On a more personal note:
It is not my job to “fix” people. Yes, I grew up in an abusive alcoholic home and am a classic “care taker”. Put a fork in me, I’m done. Yes, I’m happy to help people in need and everyone has their bad times and needs support, but I’m done allowing myself to be treated badly/putting up with bad behavior because I somehow tied my self worth to taking care of others to my own detriment.
Being a martyr does not make me a better person. I’d like to think that I do at least one thing a day that in some way makes the world a better place or makes someone’s day a bit brighter. I don’t have to sacrifice myself and my happiness to be a good person. I deserve my own happiness and maybe, just maybe to have someone support my hopes/dreams/needs once in a while.
I am an artist, a bohemian I don’t necessarily think and act the same way everyone else in our society does (or has been told they are supposed to) and that’s OK. People can appreciate that, or they can go along their merry way. Trying to dress me up in high heels (ridiculous things for anything other than costuming) and makeup (which is fine for performances and special occasions, but really? Since when is it required to paint ones’ face in order to be able to be seen in public on a daily basis?) manicures, expensive hair treatments every two weeks, or stick me in a cubicle in the corporate world is like putting a wild creature in a small cage. Yes, I work hard, function in society and pay my mortgage, but that doesn’t make me the same as everyone else. I’m not only OK with that, I’m learning to embrace it.

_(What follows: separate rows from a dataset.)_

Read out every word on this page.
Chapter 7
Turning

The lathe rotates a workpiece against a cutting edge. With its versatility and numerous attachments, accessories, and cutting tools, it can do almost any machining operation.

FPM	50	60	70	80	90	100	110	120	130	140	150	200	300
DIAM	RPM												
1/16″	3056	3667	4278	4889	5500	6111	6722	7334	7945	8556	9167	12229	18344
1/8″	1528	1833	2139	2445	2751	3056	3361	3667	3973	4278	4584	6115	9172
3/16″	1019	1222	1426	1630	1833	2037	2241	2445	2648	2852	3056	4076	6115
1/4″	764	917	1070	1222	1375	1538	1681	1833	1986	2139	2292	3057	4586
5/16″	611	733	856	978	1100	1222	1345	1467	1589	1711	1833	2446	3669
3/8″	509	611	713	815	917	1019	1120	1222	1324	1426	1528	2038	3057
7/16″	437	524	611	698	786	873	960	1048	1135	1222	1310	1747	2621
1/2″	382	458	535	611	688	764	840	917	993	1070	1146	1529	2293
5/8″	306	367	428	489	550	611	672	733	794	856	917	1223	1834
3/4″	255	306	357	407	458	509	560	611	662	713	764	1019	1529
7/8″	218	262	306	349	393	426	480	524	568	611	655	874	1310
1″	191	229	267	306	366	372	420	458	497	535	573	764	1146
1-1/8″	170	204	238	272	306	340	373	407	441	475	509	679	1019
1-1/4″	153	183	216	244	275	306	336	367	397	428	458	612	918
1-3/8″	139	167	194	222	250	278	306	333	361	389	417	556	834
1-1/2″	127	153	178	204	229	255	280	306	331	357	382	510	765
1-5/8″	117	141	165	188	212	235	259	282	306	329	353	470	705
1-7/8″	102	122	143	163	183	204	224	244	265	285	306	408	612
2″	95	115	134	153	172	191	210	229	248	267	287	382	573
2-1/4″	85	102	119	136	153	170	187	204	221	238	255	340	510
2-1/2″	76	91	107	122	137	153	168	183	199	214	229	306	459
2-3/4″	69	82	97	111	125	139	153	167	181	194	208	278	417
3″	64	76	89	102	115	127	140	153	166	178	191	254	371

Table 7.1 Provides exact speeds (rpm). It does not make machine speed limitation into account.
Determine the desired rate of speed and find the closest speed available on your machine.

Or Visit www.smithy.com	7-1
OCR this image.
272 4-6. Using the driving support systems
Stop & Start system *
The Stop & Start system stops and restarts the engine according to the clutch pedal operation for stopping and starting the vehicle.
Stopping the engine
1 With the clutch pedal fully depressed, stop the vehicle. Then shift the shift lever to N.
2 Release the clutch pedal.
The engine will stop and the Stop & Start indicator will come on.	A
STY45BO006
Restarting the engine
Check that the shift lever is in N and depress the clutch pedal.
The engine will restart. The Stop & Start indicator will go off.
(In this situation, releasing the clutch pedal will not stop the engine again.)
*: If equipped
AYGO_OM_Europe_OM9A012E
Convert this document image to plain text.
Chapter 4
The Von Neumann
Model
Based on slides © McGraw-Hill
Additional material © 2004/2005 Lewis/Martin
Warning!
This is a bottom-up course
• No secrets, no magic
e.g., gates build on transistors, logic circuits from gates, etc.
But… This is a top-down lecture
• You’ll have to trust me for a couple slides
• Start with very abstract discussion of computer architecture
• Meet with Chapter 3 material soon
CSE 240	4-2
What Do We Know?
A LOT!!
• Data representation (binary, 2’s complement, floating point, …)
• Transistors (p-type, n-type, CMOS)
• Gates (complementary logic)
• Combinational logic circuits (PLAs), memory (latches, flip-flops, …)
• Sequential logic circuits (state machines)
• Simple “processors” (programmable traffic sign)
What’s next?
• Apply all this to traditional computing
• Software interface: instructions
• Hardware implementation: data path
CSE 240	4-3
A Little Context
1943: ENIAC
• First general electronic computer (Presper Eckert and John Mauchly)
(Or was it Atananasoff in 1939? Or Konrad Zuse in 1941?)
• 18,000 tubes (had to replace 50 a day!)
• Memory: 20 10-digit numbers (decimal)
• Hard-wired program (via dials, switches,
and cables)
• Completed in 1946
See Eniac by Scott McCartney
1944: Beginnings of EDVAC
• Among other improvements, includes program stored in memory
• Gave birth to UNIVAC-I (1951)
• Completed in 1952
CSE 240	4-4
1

I’ve been paying a lot of attention as of late to the people I am drawn to and why…
I was asking myself just the other day why I was not attracted in a romantic way to a gentleman who was a perfect match “on paper” but have found myself attracted to someone else who might fall outside of one or two of my self imposed “parameters”.
When I really cut it down to bare essence, there is a certain “spark” in a person that draws me to them… passion, joy, zest for living… a light in their eyes and on their face.
The people I want to be around (in all areas of my life), are those with that “spark”.
I hope to kindle that same spark within myself.